# Best material for jig base



## Dodger52 (Aug 18, 2013)

I ran a search and didn't find this question, its a basic newbie question so I am sure I am not the first to ask. 

I normally put together my jigs with whatever scrap I have available. I am into a multiple piece project that involves a slight taper to the legs. I put together a jig for the table saw to make the cuts, but it only lasted through 3 sets of legs.

Because this is a cut that I will be repeating over and over, I have decided to buy some better material to build the jig. I thought poplar would be fine for the guide and fence portion, but I am looking for suggestions for the base material. I will screw and glue this together, I am looking for a material that will slide well on the table. I want to use a material that will hold up to clamping and re-clamping over and over again but not have to be so thick. For the first jig I used 1/4 inch oak ply, which I have a bunch of, but it is far to thin to hold up to the stress.


----------



## ryan50hrl (Jun 30, 2012)

Baltic Birch Ply.....1/4 or 1/2 Nice and stable, smooth....strong!!


----------



## jschaben (Apr 1, 2010)

+1 on the Baltic birch ply. Second choice would be 1/2" MDF but MDF would need several coats of boiled linseed oil and allowed to cure for a few days to develop the hard, slick finish.:smile:


----------



## 4DThinker (Mar 13, 2013)

+again for Baltic Birch plywood. 3/8" thick is what I usually end up using when 1/4" seems to flexible.


----------



## Dodger52 (Aug 18, 2013)

4DThinker said:


> +again for Baltic Birch plywood. 3/8" thick is what I usually end up using when 1/4" seems to flexible.


Based on my experience with the first jig, I would be more comfortable with the 3/8".


----------



## BWSmith (Aug 24, 2010)

More than likely out of your shop's production profile?.......Noting,there's a huge difference making 10's and 20's of a part and making 100+.And is the reason for response.

It takes a smart designer to know when fixturing,exactly how far we want to go.Not only with the purse strings,but time as well.
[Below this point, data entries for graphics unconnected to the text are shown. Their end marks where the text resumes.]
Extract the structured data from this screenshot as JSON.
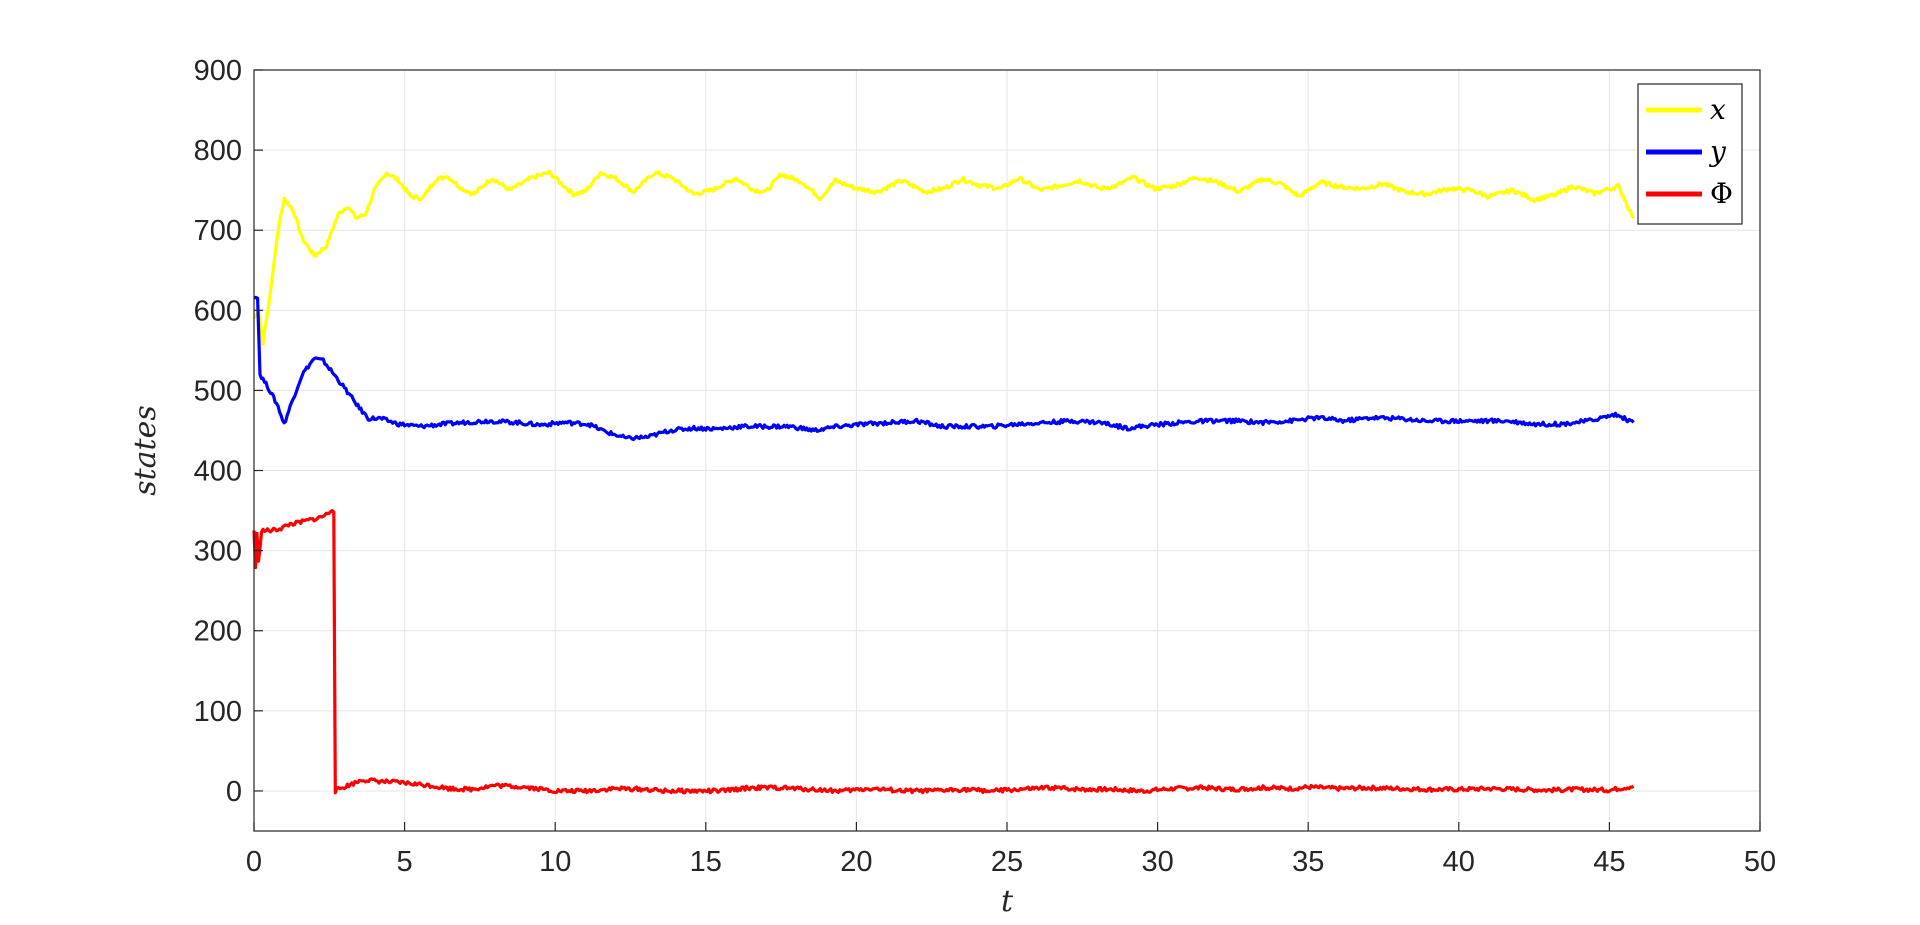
{
  "chart_data": {
    "type": "line",
    "xlabel": "t",
    "ylabel": "states",
    "xlim": [
      0,
      50
    ],
    "ylim": [
      -50,
      900
    ],
    "x_ticks": [
      "0",
      "5",
      "10",
      "15",
      "20",
      "25",
      "30",
      "35",
      "40",
      "45",
      "50"
    ],
    "y_ticks": [
      "0",
      "100",
      "200",
      "300",
      "400",
      "500",
      "600",
      "700",
      "800",
      "900"
    ],
    "grid": true,
    "legend_position": "top-right",
    "series": [
      {
        "name": "x",
        "color": "#ffff00",
        "points": [
          [
            0,
            590
          ],
          [
            0.15,
            600
          ],
          [
            0.3,
            560
          ],
          [
            0.5,
            610
          ],
          [
            0.8,
            700
          ],
          [
            1.0,
            740
          ],
          [
            1.3,
            725
          ],
          [
            1.6,
            690
          ],
          [
            2.0,
            668
          ],
          [
            2.4,
            680
          ],
          [
            2.8,
            720
          ],
          [
            3.1,
            730
          ],
          [
            3.4,
            715
          ],
          [
            3.7,
            720
          ],
          [
            4.0,
            750
          ],
          [
            4.4,
            772
          ],
          [
            4.8,
            762
          ],
          [
            5.2,
            742
          ],
          [
            5.6,
            740
          ],
          [
            6.0,
            762
          ],
          [
            6.4,
            768
          ],
          [
            6.9,
            752
          ],
          [
            7.3,
            745
          ],
          [
            7.9,
            765
          ],
          [
            8.5,
            750
          ],
          [
            9.2,
            765
          ],
          [
            9.8,
            772
          ],
          [
            10.6,
            745
          ],
          [
            11.0,
            748
          ],
          [
            11.5,
            772
          ],
          [
            12.0,
            765
          ],
          [
            12.6,
            748
          ],
          [
            13.3,
            772
          ],
          [
            13.9,
            765
          ],
          [
            14.6,
            745
          ],
          [
            15.2,
            750
          ],
          [
            16.0,
            765
          ],
          [
            16.6,
            750
          ],
          [
            17.0,
            748
          ],
          [
            17.5,
            770
          ],
          [
            18.2,
            760
          ],
          [
            18.8,
            740
          ],
          [
            19.3,
            762
          ],
          [
            20.0,
            752
          ],
          [
            20.7,
            748
          ],
          [
            21.5,
            762
          ],
          [
            22.3,
            748
          ],
          [
            22.9,
            752
          ],
          [
            23.5,
            764
          ],
          [
            24.1,
            756
          ],
          [
            24.8,
            752
          ],
          [
            25.4,
            765
          ],
          [
            26.1,
            750
          ],
          [
            26.7,
            755
          ],
          [
            27.4,
            762
          ],
          [
            28.1,
            752
          ],
          [
            28.6,
            755
          ],
          [
            29.2,
            766
          ],
          [
            29.9,
            752
          ],
          [
            30.5,
            755
          ],
          [
            31.3,
            766
          ],
          [
            32.0,
            760
          ],
          [
            32.7,
            748
          ],
          [
            33.5,
            764
          ],
          [
            34.1,
            758
          ],
          [
            34.7,
            742
          ],
          [
            35.4,
            760
          ],
          [
            36.1,
            754
          ],
          [
            36.8,
            752
          ],
          [
            37.5,
            758
          ],
          [
            38.2,
            748
          ],
          [
            38.9,
            745
          ],
          [
            39.7,
            752
          ],
          [
            40.4,
            750
          ],
          [
            41.0,
            742
          ],
          [
            41.8,
            750
          ],
          [
            42.5,
            738
          ],
          [
            43.2,
            744
          ],
          [
            43.8,
            755
          ],
          [
            44.5,
            746
          ],
          [
            45.3,
            755
          ],
          [
            45.8,
            715
          ]
        ]
      },
      {
        "name": "y",
        "color": "#0000ff",
        "points": [
          [
            0,
            618
          ],
          [
            0.12,
            615
          ],
          [
            0.2,
            520
          ],
          [
            0.45,
            505
          ],
          [
            0.8,
            480
          ],
          [
            1.0,
            458
          ],
          [
            1.3,
            490
          ],
          [
            1.6,
            520
          ],
          [
            2.0,
            540
          ],
          [
            2.3,
            537
          ],
          [
            2.7,
            518
          ],
          [
            3.1,
            498
          ],
          [
            3.5,
            478
          ],
          [
            3.8,
            465
          ],
          [
            4.2,
            465
          ],
          [
            4.8,
            458
          ],
          [
            5.5,
            455
          ],
          [
            6.3,
            458
          ],
          [
            7.0,
            460
          ],
          [
            7.8,
            462
          ],
          [
            8.7,
            460
          ],
          [
            9.5,
            457
          ],
          [
            10.3,
            460
          ],
          [
            11.1,
            458
          ],
          [
            11.7,
            448
          ],
          [
            12.4,
            440
          ],
          [
            13.1,
            442
          ],
          [
            13.8,
            450
          ],
          [
            14.6,
            453
          ],
          [
            15.4,
            452
          ],
          [
            16.2,
            455
          ],
          [
            17.0,
            455
          ],
          [
            17.8,
            455
          ],
          [
            18.6,
            450
          ],
          [
            19.4,
            455
          ],
          [
            20.3,
            458
          ],
          [
            21.2,
            460
          ],
          [
            22.0,
            462
          ],
          [
            22.8,
            455
          ],
          [
            23.6,
            455
          ],
          [
            24.5,
            455
          ],
          [
            25.4,
            458
          ],
          [
            26.3,
            460
          ],
          [
            27.2,
            462
          ],
          [
            28.1,
            460
          ],
          [
            29.0,
            453
          ],
          [
            29.9,
            457
          ],
          [
            30.8,
            460
          ],
          [
            31.7,
            462
          ],
          [
            32.6,
            462
          ],
          [
            33.5,
            460
          ],
          [
            34.4,
            462
          ],
          [
            35.3,
            466
          ],
          [
            36.2,
            462
          ],
          [
            37.1,
            466
          ],
          [
            38.0,
            465
          ],
          [
            38.9,
            462
          ],
          [
            39.8,
            462
          ],
          [
            40.7,
            462
          ],
          [
            41.6,
            462
          ],
          [
            42.5,
            458
          ],
          [
            43.4,
            458
          ],
          [
            44.3,
            462
          ],
          [
            45.2,
            470
          ],
          [
            45.8,
            460
          ]
        ]
      },
      {
        "name": "Φ",
        "color": "#ff0000",
        "points": [
          [
            0,
            325
          ],
          [
            0.05,
            280
          ],
          [
            0.1,
            320
          ],
          [
            0.15,
            285
          ],
          [
            0.25,
            325
          ],
          [
            0.6,
            325
          ],
          [
            0.9,
            328
          ],
          [
            1.2,
            333
          ],
          [
            1.5,
            335
          ],
          [
            1.8,
            338
          ],
          [
            2.1,
            340
          ],
          [
            2.4,
            345
          ],
          [
            2.6,
            352
          ],
          [
            2.65,
            348
          ],
          [
            2.7,
            0
          ],
          [
            2.8,
            2
          ],
          [
            3.2,
            8
          ],
          [
            3.6,
            14
          ],
          [
            4.2,
            12
          ],
          [
            5.0,
            10
          ],
          [
            5.8,
            7
          ],
          [
            6.5,
            3
          ],
          [
            7.2,
            2
          ],
          [
            8.0,
            7
          ],
          [
            9.0,
            5
          ],
          [
            10.0,
            0
          ],
          [
            11.0,
            0
          ],
          [
            12.0,
            3
          ],
          [
            13.0,
            2
          ],
          [
            13.6,
            0
          ],
          [
            14.5,
            0
          ],
          [
            15.5,
            0
          ],
          [
            16.5,
            4
          ],
          [
            17.5,
            4
          ],
          [
            18.5,
            2
          ],
          [
            19.5,
            0
          ],
          [
            20.5,
            3
          ],
          [
            21.5,
            0
          ],
          [
            22.5,
            0
          ],
          [
            23.5,
            2
          ],
          [
            24.5,
            0
          ],
          [
            25.5,
            2
          ],
          [
            26.5,
            4
          ],
          [
            27.5,
            2
          ],
          [
            28.5,
            2
          ],
          [
            29.5,
            0
          ],
          [
            30.5,
            3
          ],
          [
            31.5,
            4
          ],
          [
            32.5,
            2
          ],
          [
            33.5,
            4
          ],
          [
            34.5,
            3
          ],
          [
            35.0,
            5
          ],
          [
            36.0,
            3
          ],
          [
            37.0,
            4
          ],
          [
            38.0,
            3
          ],
          [
            39.0,
            2
          ],
          [
            40.0,
            2
          ],
          [
            41.0,
            3
          ],
          [
            42.0,
            2
          ],
          [
            43.0,
            1
          ],
          [
            44.0,
            2
          ],
          [
            45.0,
            1
          ],
          [
            45.8,
            6
          ]
        ]
      }
    ]
  }
}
Having said that.....and still barely scratching the surface,there are times when a nice slab of 1/2" thick,aluminum plate can really pay off.It can be drilled/tapped very quickly to accommodate almost endless jigs from one pce.Another is a nice slab of plastic(Delrin,HDPE,nylon,ect.).Shipping the above can get costly....see or ask around if there's a supplier near you.You're looking for a friend in the biz that can possibly steer "drops" your way.
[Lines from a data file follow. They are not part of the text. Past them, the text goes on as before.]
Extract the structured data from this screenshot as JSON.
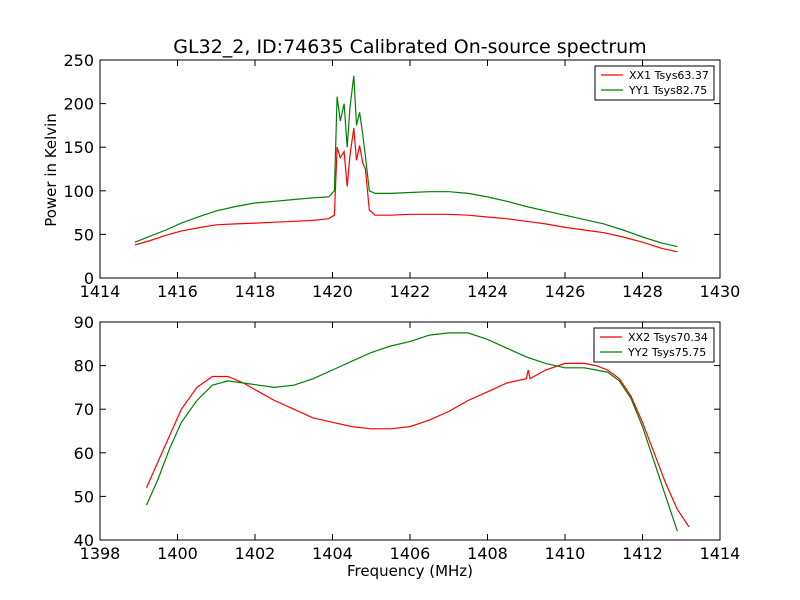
{
  "chart_data": [
    {
      "type": "line",
      "title": "GL32_2, ID:74635 Calibrated On-source spectrum",
      "xlabel": "",
      "ylabel": "Power in Kelvin",
      "xlim": [
        1414,
        1430
      ],
      "ylim": [
        0,
        250
      ],
      "xticks": [
        "1414",
        "1416",
        "1418",
        "1420",
        "1422",
        "1424",
        "1426",
        "1428",
        "1430"
      ],
      "yticks": [
        "0",
        "50",
        "100",
        "150",
        "200",
        "250"
      ],
      "xtick_values": [
        1414,
        1416,
        1418,
        1420,
        1422,
        1424,
        1426,
        1428,
        1430
      ],
      "ytick_values": [
        0,
        50,
        100,
        150,
        200,
        250
      ],
      "grid": false,
      "legend": "top-right",
      "series": [
        {
          "name": "XX1 Tsys63.37",
          "color": "#ff0000",
          "x": [
            1414.9,
            1415.3,
            1415.7,
            1416.1,
            1416.6,
            1417.0,
            1417.5,
            1418.0,
            1418.5,
            1419.0,
            1419.5,
            1419.9,
            1420.05,
            1420.12,
            1420.2,
            1420.3,
            1420.38,
            1420.45,
            1420.55,
            1420.62,
            1420.7,
            1420.78,
            1420.85,
            1420.95,
            1421.1,
            1421.5,
            1422.0,
            1422.5,
            1423.0,
            1423.5,
            1424.0,
            1424.5,
            1425.0,
            1425.5,
            1426.0,
            1426.5,
            1427.0,
            1427.5,
            1428.0,
            1428.5,
            1428.9
          ],
          "values": [
            38,
            43,
            49,
            54,
            58,
            61,
            62,
            63,
            64,
            65,
            66,
            68,
            72,
            150,
            138,
            145,
            105,
            140,
            172,
            135,
            152,
            132,
            125,
            78,
            72,
            72,
            73,
            73,
            73,
            72,
            70,
            68,
            65,
            62,
            58,
            55,
            52,
            47,
            41,
            34,
            30
          ]
        },
        {
          "name": "YY1 Tsys82.75",
          "color": "#008000",
          "x": [
            1414.9,
            1415.3,
            1415.7,
            1416.1,
            1416.6,
            1417.0,
            1417.5,
            1418.0,
            1418.5,
            1419.0,
            1419.5,
            1419.9,
            1420.05,
            1420.12,
            1420.2,
            1420.3,
            1420.38,
            1420.45,
            1420.55,
            1420.62,
            1420.7,
            1420.78,
            1420.85,
            1420.95,
            1421.1,
            1421.5,
            1422.0,
            1422.5,
            1423.0,
            1423.5,
            1424.0,
            1424.5,
            1425.0,
            1425.5,
            1426.0,
            1426.5,
            1427.0,
            1427.5,
            1428.0,
            1428.5,
            1428.9
          ],
          "values": [
            41,
            48,
            55,
            63,
            71,
            77,
            82,
            86,
            88,
            90,
            92,
            93,
            100,
            208,
            180,
            200,
            150,
            195,
            232,
            175,
            190,
            165,
            140,
            100,
            97,
            97,
            98,
            99,
            99,
            97,
            93,
            88,
            82,
            77,
            72,
            67,
            62,
            55,
            47,
            40,
            36
          ]
        }
      ]
    },
    {
      "type": "line",
      "title": "",
      "xlabel": "Frequency (MHz)",
      "ylabel": "",
      "xlim": [
        1398,
        1414
      ],
      "ylim": [
        40,
        90
      ],
      "xticks": [
        "1398",
        "1400",
        "1402",
        "1404",
        "1406",
        "1408",
        "1410",
        "1412",
        "1414"
      ],
      "yticks": [
        "40",
        "50",
        "60",
        "70",
        "80",
        "90"
      ],
      "xtick_values": [
        1398,
        1400,
        1402,
        1404,
        1406,
        1408,
        1410,
        1412,
        1414
      ],
      "ytick_values": [
        40,
        50,
        60,
        70,
        80,
        90
      ],
      "grid": false,
      "legend": "top-right",
      "series": [
        {
          "name": "XX2 Tsys70.34",
          "color": "#ff0000",
          "x": [
            1399.2,
            1399.5,
            1399.8,
            1400.1,
            1400.5,
            1400.9,
            1401.3,
            1401.7,
            1402.1,
            1402.5,
            1403.0,
            1403.5,
            1404.0,
            1404.5,
            1405.0,
            1405.5,
            1406.0,
            1406.5,
            1407.0,
            1407.5,
            1408.0,
            1408.5,
            1409.0,
            1409.05,
            1409.1,
            1409.5,
            1410.0,
            1410.5,
            1410.8,
            1411.1,
            1411.4,
            1411.7,
            1412.0,
            1412.3,
            1412.6,
            1412.9,
            1413.2
          ],
          "values": [
            52,
            58,
            64,
            70,
            75,
            77.5,
            77.5,
            76,
            74,
            72,
            70,
            68,
            67,
            66,
            65.5,
            65.5,
            66,
            67.5,
            69.5,
            72,
            74,
            76,
            77,
            79,
            77,
            79,
            80.5,
            80.5,
            80,
            79,
            77,
            73,
            67,
            60,
            53,
            47,
            43
          ]
        },
        {
          "name": "YY2 Tsys75.75",
          "color": "#008000",
          "x": [
            1399.2,
            1399.5,
            1399.8,
            1400.1,
            1400.5,
            1400.9,
            1401.3,
            1401.7,
            1402.1,
            1402.5,
            1403.0,
            1403.5,
            1404.0,
            1404.5,
            1405.0,
            1405.5,
            1406.0,
            1406.5,
            1407.0,
            1407.5,
            1408.0,
            1408.5,
            1409.0,
            1409.5,
            1410.0,
            1410.5,
            1410.8,
            1411.1,
            1411.4,
            1411.7,
            1412.0,
            1412.3,
            1412.6,
            1412.9
          ],
          "values": [
            48,
            54,
            61,
            67,
            72,
            75.5,
            76.5,
            76,
            75.5,
            75,
            75.5,
            77,
            79,
            81,
            83,
            84.5,
            85.5,
            87,
            87.5,
            87.5,
            86,
            84,
            82,
            80.5,
            79.5,
            79.5,
            79,
            78.5,
            76.5,
            72.5,
            66,
            58,
            50,
            42
          ]
        }
      ]
    }
  ]
}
You'll have to be smart about it though.Going to a larger CNC shop prolly isn't going to find many drops.They spend "good money" on fixturing,usually ordering custom cut pcs......amortizing the cost over 1000's of parts.Instead,you need to find a "supply" house.....one that in fact,does custom work.Thats where you'll find drops.Good luck.


----------



## jschaben (Apr 1, 2010)

Just out of curiosity, any idea why your first jig "failed"? I'm having a hard time picturing a taper jig failing very easily once constructed.. Pic of your old one might help.:blink:


----------



## MT Stringer (Jul 21, 2009)

I bought a half sheet (5' x 5') of 1/2" Baltic Birch recently from my local lumber supplier. I am slowly using it up. @ $37 it wasn't too expensive. Here is a pic of my new drill press table made from two pieces of the 1/2" BB glued together and laminated with white Formica. It looks really good in person.


----------



## Dodger52 (Aug 18, 2013)

jschaben said:


> Just out of curiosity, any idea why your first jig "failed"? I'm having a hard time picturing a taper jig failing very easily once constructed.. Pic of your old one might help.:blink:


Here is a pic...











Its not hard to believe it failed once you see it... I really did throw it together from some scrap. The screws holding the "guide" are pulling through the base. After solving that I am sure that the "clamps" which have to be tightened with a screwdriver are the next to fail. I have ordered some hardware that will replace the "clamps" and provide adequate pressure to hold the leg in place. The replacement will have a larger block to handle the piece. I Have three different sizes of legs to cut so I thought I would make a stop with a dowel attached that would fit into a hole for each of the three sizes.


----------



## Dodger52 (Aug 18, 2013)

MT Stringer Very nice!


----------



## MissionIsMyMission (Apr 3, 2012)

I made this taper jig for my shop from MDF and Masonite for under $10 bucks. It works great


----------